Inhibition of tyrosine kinase activation blocks the down-regulation of CXC chemokine receptor 4 by HIV-1 gp120 in CD4⁺ T cells

Because the binding of HIV-1 envelope to CD4 initiates a configurational change in glycoprotein 120 (gp120), enabling it to interact with fusion coreceptors, we investigated how this process interferes with the expression and function of CXC chemokine receptor 4 (CXCR4) in CD4⁺ T lymphocytes.
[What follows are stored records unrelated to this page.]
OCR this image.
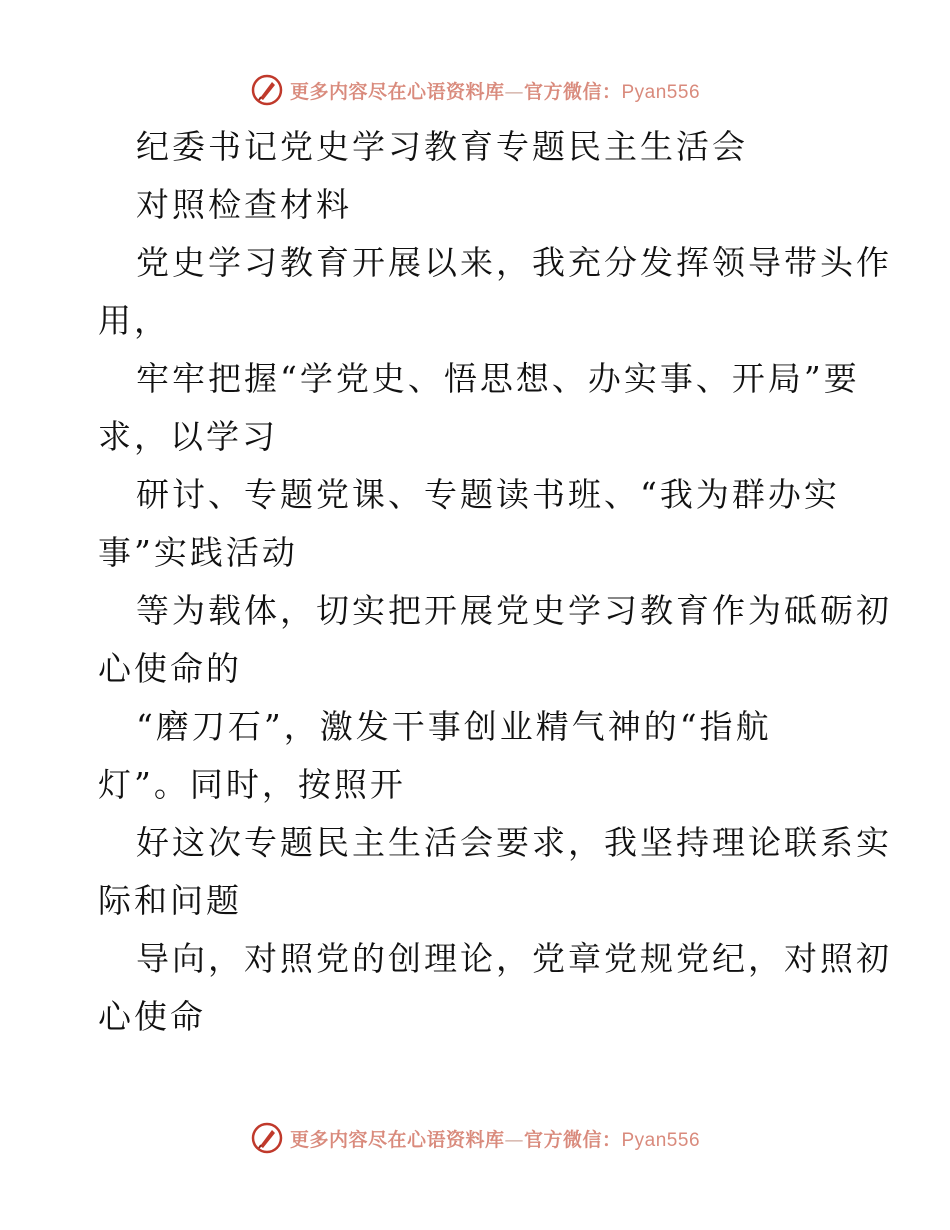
更多内容尽在心语资料库—官方微信：Pyan556
纪委书记党史学习教育专题民主生活会
对照检查材料
党史学习教育开展以来，我充分发挥领导带头作
用，
牢牢把握“学党史、悟思想、办实事、开局”要
求，以学习
研讨、专题党课、专题读书班、“我为群办实
事”实践活动
等为载体，切实把开展党史学习教育作为砥砺初
心使命的
“磨刀石”，激发干事创业精气神的“指航
灯”。同时，按照开
好这次专题民主生活会要求，我坚持理论联系实
际和问题
导向，对照党的创理论，党章党规党纪，对照初
心使命
更多内容尽在心语资料库—官方微信：Pyan556
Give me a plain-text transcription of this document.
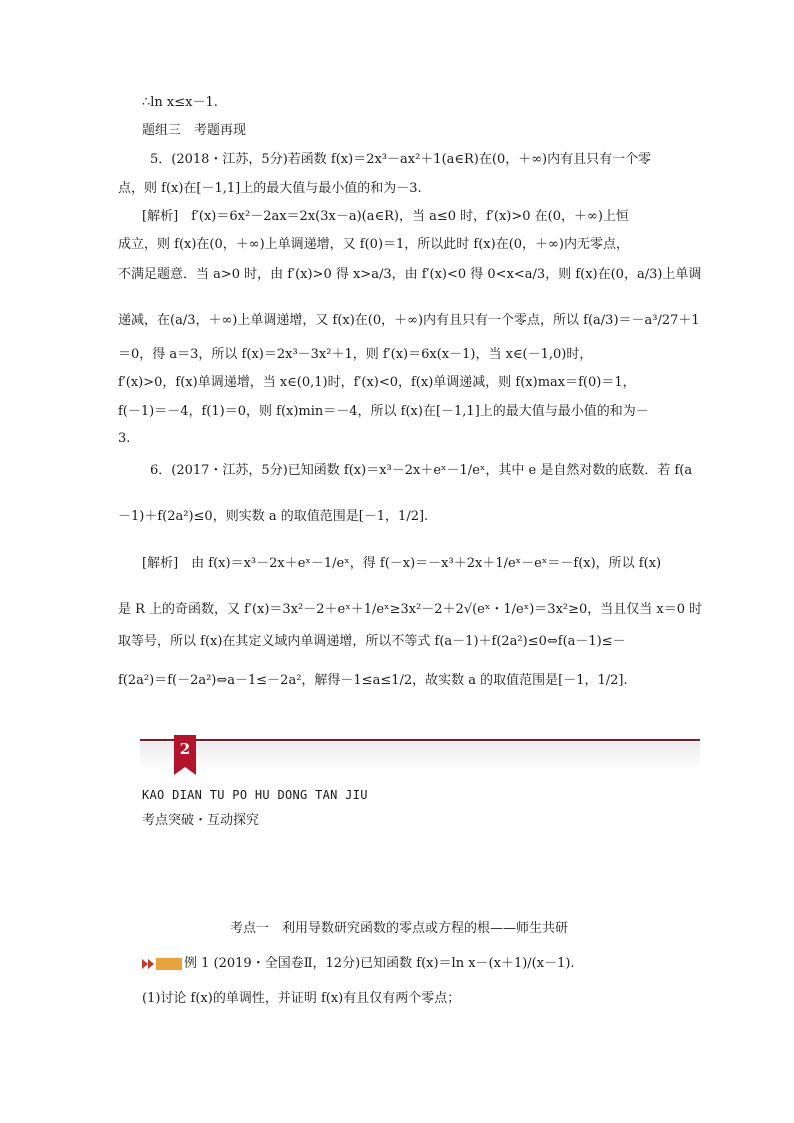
∴ln x≤x－1.
题组三　考题再现
5．(2018・江苏，5分)若函数 f(x)＝2x³－ax²＋1(a∈R)在(0，＋∞)内有且只有一个零
点，则 f(x)在[－1,1]上的最大值与最小值的和为－3.
[解析]　f′(x)＝6x²－2ax＝2x(3x－a)(a∈R)，当 a≤0 时，f′(x)>0 在(0，＋∞)上恒
成立，则 f(x)在(0，＋∞)上单调递增，又 f(0)＝1，所以此时 f(x)在(0，＋∞)内无零点，
不满足题意．当 a>0 时，由 f′(x)>0 得 x>a/3，由 f′(x)<0 得 0<x<a/3，则 f(x)在(0，a/3)上单调
递减，在(a/3，＋∞)上单调递增，又 f(x)在(0，＋∞)内有且只有一个零点，所以 f(a/3)＝－a³/27＋1
＝0，得 a＝3，所以 f(x)＝2x³－3x²＋1，则 f′(x)＝6x(x－1)，当 x∈(－1,0)时，
f′(x)>0，f(x)单调递增，当 x∈(0,1)时，f′(x)<0，f(x)单调递减，则 f(x)max＝f(0)＝1，
f(－1)＝－4，f(1)＝0，则 f(x)min＝－4，所以 f(x)在[－1,1]上的最大值与最小值的和为－
3.
6．(2017・江苏，5分)已知函数 f(x)＝x³－2x＋eˣ－1/eˣ，其中 e 是自然对数的底数．若 f(a
－1)＋f(2a²)≤0，则实数 a 的取值范围是[－1，1/2].
[解析]　由 f(x)＝x³－2x＋eˣ－1/eˣ，得 f(－x)＝－x³＋2x＋1/eˣ－eˣ＝－f(x)，所以 f(x)
是 R 上的奇函数，又 f′(x)＝3x²－2＋eˣ＋1/eˣ≥3x²－2＋2√(eˣ・1/eˣ)＝3x²≥0，当且仅当 x＝0 时
取等号，所以 f(x)在其定义域内单调递增，所以不等式 f(a－1)＋f(2a²)≤0⇔f(a－1)≤－
f(2a²)＝f(－2a²)⇔a－1≤－2a²，解得－1≤a≤1/2，故实数 a 的取值范围是[－1，1/2].
2
KAO DIAN TU PO HU DONG TAN JIU
考点突破・互动探究
考点一　利用导数研究函数的零点或方程的根——师生共研
例 1 (2019・全国卷Ⅱ，12分)已知函数 f(x)＝ln x－(x＋1)/(x－1).
(1)讨论 f(x)的单调性，并证明 f(x)有且仅有两个零点；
A recombinant gp120 (MN), after preincubation with CD4⁺ T lymphocytes, significantly inhibited the binding and chemotaxis of the cells in response to the CXCR4 ligand stromal cell-derived factor-1α (SDF-1α), accompanied by a markedly reduced surface expression of CXCR4. gp120, but not SDF-1α, induced rapid tyrosine phosphorylation of src-like kinase p56(lck) in CD4⁺ T cells, whereas both gp120 and SDF-1α caused phosphorylation of the CXCR4. The tyrosine kinase inhibitor herbimycin A abolished the phosphorylation of p56(lck) and CXCR4 induced by gp120 in association with maintenance of normal expression of cell surface CXCR4 and a migratory response to SDF-1α. Thus, a CD4-associated signaling molecule(s) including p56(lck) is activated by gp120 and is required for the down-regulation of CXCR4.